Going off to college is a big deal. It can be an extremely difficult decision not only figuring out if you want to go, but also where you want to go and what you want to study. Finances and commuting are also important factors that come into play. Talk of going to college can start at a young age, and as exciting as it can be, few people are made aware of the potential challenges of it all. Here are the top five things I wish I was told before I went to college:

1. The thought of dropping out might cross your mind more than once.

Simply put: college is hard. Growing up, it’s easy to imagine the college lifestyle as one consisting of partying, hanging out with friends, and going to football games. I know I had those beliefs as well. While all of those things may be true, the biggest part of college is the academic part. I wasn’t warned of the sleepless nights spent studying for an exam or writing a five-page essay. The sometimes overwhelming amount of work and pure exhaustion has, at times, left me questioning if I made the right decision in going to college. You might feel the same, and I’ve learned those thoughts are more common than you’d think.
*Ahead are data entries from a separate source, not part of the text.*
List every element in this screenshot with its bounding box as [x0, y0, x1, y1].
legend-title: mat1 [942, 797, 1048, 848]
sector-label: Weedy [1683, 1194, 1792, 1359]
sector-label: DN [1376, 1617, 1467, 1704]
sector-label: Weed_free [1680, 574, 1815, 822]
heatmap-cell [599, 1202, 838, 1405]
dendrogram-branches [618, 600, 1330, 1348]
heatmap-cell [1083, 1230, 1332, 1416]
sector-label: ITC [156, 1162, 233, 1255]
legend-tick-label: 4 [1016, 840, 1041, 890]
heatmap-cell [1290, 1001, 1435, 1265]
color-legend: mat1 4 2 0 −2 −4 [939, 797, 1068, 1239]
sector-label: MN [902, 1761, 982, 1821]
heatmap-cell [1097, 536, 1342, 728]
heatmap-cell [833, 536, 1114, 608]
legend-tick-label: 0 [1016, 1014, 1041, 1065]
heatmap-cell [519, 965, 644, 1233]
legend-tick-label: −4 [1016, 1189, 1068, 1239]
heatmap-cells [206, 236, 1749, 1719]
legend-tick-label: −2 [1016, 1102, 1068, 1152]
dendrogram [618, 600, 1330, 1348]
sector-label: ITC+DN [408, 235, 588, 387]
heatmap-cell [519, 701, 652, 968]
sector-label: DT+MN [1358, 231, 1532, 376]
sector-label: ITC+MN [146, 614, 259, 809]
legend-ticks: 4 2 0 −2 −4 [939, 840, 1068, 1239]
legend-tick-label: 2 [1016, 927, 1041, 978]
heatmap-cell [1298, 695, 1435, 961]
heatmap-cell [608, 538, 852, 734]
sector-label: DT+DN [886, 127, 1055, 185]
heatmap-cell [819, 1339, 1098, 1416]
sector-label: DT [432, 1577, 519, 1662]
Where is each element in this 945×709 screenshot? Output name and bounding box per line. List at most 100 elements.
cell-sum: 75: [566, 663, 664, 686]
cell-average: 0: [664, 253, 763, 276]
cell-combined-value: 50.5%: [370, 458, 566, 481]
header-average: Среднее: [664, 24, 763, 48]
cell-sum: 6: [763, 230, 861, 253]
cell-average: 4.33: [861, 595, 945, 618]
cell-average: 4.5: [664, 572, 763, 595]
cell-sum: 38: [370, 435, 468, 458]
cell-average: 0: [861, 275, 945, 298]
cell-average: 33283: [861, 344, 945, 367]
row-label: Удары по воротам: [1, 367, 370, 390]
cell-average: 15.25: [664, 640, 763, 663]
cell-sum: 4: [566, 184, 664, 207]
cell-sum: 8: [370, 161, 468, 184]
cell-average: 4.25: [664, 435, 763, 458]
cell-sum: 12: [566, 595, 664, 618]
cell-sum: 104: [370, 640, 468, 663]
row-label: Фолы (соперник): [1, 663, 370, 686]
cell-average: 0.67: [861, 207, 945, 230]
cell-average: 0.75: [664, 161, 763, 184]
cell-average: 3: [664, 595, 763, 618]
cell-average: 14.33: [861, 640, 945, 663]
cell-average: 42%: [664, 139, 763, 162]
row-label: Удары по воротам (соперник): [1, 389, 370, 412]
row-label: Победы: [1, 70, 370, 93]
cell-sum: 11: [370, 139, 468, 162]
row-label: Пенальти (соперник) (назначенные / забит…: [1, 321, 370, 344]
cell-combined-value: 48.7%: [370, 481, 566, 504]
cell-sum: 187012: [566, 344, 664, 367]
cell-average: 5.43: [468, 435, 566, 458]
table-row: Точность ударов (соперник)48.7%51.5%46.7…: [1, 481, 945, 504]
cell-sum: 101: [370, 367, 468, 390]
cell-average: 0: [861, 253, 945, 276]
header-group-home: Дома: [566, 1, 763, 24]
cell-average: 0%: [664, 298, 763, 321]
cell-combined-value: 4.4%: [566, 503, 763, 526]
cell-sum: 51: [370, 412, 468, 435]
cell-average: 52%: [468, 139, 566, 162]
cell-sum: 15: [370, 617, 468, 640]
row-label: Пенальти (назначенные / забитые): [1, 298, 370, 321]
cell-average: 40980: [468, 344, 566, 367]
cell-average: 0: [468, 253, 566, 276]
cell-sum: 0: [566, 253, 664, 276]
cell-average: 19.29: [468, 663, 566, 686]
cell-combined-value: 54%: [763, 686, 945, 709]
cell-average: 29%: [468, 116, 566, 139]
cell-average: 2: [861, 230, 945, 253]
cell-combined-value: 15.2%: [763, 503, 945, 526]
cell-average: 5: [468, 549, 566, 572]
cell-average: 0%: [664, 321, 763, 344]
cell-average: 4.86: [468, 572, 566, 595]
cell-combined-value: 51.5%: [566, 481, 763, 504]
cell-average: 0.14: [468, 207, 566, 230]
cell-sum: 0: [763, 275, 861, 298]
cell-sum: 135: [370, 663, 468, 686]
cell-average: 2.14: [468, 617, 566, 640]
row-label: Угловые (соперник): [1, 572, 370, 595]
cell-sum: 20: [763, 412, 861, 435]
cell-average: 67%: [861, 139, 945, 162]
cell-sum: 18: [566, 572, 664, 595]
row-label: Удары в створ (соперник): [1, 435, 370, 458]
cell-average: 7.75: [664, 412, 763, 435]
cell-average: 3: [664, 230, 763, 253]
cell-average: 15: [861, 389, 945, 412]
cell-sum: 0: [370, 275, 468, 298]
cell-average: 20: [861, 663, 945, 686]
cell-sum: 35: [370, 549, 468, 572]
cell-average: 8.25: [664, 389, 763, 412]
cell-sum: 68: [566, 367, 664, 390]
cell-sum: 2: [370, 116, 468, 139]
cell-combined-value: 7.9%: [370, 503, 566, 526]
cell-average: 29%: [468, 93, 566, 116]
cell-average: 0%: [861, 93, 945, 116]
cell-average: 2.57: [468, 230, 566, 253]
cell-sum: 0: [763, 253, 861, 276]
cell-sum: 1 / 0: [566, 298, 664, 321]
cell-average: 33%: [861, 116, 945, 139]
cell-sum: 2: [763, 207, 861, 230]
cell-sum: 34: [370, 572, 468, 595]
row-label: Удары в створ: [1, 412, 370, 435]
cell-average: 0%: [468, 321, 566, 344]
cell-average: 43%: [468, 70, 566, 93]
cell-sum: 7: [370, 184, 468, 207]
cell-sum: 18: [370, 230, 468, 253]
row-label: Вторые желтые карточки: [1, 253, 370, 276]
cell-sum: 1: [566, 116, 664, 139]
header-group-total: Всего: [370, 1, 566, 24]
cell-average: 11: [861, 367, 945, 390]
Now, that doesn’t mean you necessarily want to drop out, but when you’re feeling so crammed with responsibilities it’s not rare for that thought to come into your mind.

2. The food might not be so great.

Another expectation I had when going off to college is that there was going to be an endless variety of amazing food. The reality is that isn’t always the case. Sure, there’s going to be food, but is it going to be the best you’ve ever had? Probably not. I know I had ideas in my head of what the dining halls were going to look like and how good the food would be, but upon arriving I felt like I had misled myself. I also wish I was made aware of the other meal plan options. For example, you might find that the dining halls are far too crowded and maybe you don’t have time to wait in line for half an hour in between classes. Since my freshman year, I’ve learned that I actually prefer not being on a meal plan and instead cooking my own food. That’s not how I ever expected it to be, but along the way you learn what works best for you.

3. There will be people who won’t have to study as hard as you do.

If you didn’t already experience this in High School, chances are you will in college. As unfair as it seems, the reality is some people don’t have to study as hard as others. You may be one of those lucky people. I know that I am not, and school has never come naturally easy to me. It has always been more than just showing up to class, I realized years ago that I’m the sort of person who has to study really hard. This became even more true upon going to college. At first I felt like this was unfair, and I even felt jealous of those “naturally” smart kids. However, It’s important to realize just because some of your classmates or friends don’t have to study as hard, doesn’t mean the same is true for you. Everyone learns on their own pace and has their own talents. Sure, you may feel that same jealousy that I did, but that shouldn’t discourage you from putting in whatever effort you need to achieve the same result.

4. Making new friends doesn’t always happen overnight.

Making friends at college may seem like it will be super easy, but I wish I was told that it doesn’t always happen overnight. Being active in certain groups and organizations can make it easier for you to connect with others your age, but not everyone necessarily has the time or desire to do that. In that case, it may seem even harder. I wish I was told that the process of finding and maintaining good friendships can be discouraging and lonely. It took me a while to find people I could really connect with, but it did eventually happen. Sometimes you just have to be patient and don’t be afraid of being the first person to reach out to someone.

5. You don’t have to go into college knowing exactly what you want to do with the rest of your life.

This is perhaps the most important point of them all. I used to think you had to have your whole life figured out before you even went off to college. I didn’t even know what I wanted to do at first, and have changed my major a couple of times over the years. I once thought I was the only person to feel that confusion, but having actually gone off to college I’ve realized there are so many people in the same boat. In fact, there are many people who end up in a career that’s completely unrelated to what their major was. This is all a normal process of growing up and finding your way.

As stressful as college can be, it shouldn’t discourage you from the benefits of it all. Along the way you learn that many of the challenges you face are normal and can be overcome. In fact, learning these lessons and going through it yourself is part of the whole college experience, so take what you can from it and most importantly, enjoy it.